The reasons why the museum hasn’t opened are complicated. The most simple summary is the project was a lot more expensive than anticipated. The City of Tulsa, dealing with a string of tight budgets, remains leery about being on the hook with a museum that may cost tens of millions of dollars and many more dollars to run, and is seeking partnerships with private companies to share the costs.

This is the latest status report, from April, on the museum:

The design contract for Phase 1 has been executed and the kickoff  meeting was held in January 2011 for program development. Consultants have submitted  a new rendering of the building. A draft is under review by the legal department.

Unlike many other projects, no estimated completion date is listed.

Maybe the state-of-the-art Route 66 Experience (as it’s often been called) will eventually be built.

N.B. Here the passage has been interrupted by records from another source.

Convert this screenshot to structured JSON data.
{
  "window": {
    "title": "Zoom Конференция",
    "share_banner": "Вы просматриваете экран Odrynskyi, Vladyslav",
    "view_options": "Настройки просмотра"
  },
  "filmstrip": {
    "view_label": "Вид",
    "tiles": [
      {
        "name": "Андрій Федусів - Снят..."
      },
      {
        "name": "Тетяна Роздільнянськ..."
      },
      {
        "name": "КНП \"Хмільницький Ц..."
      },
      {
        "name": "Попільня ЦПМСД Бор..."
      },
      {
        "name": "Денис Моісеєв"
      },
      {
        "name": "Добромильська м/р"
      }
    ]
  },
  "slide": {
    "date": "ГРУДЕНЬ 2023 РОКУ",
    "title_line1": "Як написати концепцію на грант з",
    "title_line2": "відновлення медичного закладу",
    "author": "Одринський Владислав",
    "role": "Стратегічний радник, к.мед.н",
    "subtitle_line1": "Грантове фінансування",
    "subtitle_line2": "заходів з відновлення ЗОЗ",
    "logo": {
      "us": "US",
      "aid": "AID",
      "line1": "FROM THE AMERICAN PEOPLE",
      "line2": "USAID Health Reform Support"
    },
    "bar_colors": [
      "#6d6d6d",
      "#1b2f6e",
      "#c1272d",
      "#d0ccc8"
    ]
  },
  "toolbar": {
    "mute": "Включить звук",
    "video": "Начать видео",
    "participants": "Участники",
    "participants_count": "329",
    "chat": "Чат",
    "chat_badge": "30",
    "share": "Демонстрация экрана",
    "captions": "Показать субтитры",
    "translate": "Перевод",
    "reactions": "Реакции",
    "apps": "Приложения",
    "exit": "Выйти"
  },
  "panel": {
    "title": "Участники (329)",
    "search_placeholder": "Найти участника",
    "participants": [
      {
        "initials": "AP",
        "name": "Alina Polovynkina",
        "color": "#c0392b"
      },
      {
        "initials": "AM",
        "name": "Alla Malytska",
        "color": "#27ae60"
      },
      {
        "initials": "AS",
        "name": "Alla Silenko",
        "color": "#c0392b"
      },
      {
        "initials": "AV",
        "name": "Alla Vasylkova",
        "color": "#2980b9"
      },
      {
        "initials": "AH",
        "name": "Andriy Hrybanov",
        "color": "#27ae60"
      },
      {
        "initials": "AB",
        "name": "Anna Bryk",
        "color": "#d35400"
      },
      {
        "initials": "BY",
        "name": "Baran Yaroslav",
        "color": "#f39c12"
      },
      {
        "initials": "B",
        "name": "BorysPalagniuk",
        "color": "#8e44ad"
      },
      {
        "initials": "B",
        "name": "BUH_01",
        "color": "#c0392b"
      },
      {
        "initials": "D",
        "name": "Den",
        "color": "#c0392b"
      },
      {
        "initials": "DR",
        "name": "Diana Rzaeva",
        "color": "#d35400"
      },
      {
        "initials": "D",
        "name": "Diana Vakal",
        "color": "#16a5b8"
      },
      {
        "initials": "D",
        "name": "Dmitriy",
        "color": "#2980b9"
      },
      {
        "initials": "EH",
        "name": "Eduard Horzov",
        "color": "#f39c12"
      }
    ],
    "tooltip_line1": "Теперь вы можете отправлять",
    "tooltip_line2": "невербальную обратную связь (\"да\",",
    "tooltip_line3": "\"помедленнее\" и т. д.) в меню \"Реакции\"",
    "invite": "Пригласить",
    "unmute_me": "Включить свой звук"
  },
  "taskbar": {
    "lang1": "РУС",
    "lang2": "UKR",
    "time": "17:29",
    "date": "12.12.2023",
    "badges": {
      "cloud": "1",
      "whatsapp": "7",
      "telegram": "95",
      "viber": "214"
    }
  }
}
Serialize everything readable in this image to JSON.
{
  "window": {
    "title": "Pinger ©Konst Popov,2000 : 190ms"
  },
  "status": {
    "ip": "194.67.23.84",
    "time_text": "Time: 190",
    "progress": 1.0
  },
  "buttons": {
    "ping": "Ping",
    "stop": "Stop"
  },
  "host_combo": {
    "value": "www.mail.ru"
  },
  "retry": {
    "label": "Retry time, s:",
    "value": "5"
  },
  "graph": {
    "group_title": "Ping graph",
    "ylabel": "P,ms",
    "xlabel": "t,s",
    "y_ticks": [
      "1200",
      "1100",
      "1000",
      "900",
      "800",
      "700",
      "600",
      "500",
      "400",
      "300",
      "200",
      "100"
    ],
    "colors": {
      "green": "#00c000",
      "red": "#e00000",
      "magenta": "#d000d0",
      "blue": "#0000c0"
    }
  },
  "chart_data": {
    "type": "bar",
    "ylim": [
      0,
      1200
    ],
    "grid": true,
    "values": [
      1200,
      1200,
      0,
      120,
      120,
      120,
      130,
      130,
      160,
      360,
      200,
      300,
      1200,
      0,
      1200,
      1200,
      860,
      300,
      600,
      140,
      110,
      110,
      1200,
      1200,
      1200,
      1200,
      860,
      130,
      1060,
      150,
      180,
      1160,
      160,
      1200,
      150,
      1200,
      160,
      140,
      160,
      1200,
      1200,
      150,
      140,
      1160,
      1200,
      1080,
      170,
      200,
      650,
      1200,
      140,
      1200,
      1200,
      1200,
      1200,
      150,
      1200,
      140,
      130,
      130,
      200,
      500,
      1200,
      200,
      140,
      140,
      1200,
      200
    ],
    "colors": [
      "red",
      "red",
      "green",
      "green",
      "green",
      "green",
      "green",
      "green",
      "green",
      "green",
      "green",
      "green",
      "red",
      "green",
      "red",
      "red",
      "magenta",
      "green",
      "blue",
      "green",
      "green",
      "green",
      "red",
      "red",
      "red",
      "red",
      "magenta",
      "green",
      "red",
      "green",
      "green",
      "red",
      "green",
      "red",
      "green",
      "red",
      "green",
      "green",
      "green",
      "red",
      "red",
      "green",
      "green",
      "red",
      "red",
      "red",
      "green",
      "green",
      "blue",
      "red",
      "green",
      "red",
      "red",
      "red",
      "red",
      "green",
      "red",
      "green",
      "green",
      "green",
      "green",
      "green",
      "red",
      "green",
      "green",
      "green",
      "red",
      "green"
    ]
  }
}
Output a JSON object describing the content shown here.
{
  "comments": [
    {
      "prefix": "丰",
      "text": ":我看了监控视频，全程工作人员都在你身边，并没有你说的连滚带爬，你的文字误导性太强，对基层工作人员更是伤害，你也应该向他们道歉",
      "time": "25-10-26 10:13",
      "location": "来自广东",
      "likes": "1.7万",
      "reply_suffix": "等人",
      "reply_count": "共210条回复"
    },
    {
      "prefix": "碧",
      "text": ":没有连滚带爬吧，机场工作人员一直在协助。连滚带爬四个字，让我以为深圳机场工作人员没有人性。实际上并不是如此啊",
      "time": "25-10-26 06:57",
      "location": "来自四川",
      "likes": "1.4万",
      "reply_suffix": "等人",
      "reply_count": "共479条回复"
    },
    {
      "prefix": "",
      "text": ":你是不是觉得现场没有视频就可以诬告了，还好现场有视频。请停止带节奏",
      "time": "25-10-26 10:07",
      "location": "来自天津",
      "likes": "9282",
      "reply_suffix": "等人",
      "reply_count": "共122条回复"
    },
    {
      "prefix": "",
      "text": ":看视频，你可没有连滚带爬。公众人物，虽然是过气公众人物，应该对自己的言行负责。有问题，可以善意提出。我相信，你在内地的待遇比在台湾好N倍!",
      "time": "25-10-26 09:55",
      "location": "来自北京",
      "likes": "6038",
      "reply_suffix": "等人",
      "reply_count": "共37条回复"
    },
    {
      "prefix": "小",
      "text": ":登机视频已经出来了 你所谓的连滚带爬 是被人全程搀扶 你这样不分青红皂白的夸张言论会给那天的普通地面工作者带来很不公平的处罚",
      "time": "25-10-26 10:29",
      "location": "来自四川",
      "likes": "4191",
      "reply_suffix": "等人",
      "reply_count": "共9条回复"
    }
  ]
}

But since voters approved Vision 2025 a decade ago, more than 10 museums featuring Route 66 have opened or will open shortly.

The eventual Tulsa museum could well knock visitors’ socks off and become a big success. But one can’t help but wonder whether the delays — and all the museum competition — will hurt the Tulsa museum’s viability.

(An artist’s rendering of Tulsa’s Route 66 museum, circa 2003)

2 thoughts on “Where is Tulsa’s Route 66 museum?

  1. I wrote the the letter to the editor which was full of passion but sadly lacking in correct math.
    The economic impact for Clinton, OK is Eight MILLION, 4 hundred thousand.
    Scott Swearingen

  2. The happiest news along Route 66 has been private preservation and adaptive reuse efforts, like the Hotel Campbell. The Route 66 Experience is on the highway itself. Route 66 fans want to visit (and spend money at) historic businesses and see restored neon. Let’s make 11th Street and Southwest Blvd living museums. Think how far the remaining Vision 2025 Route 66 funds could go in helping restore and improve historic places along the route.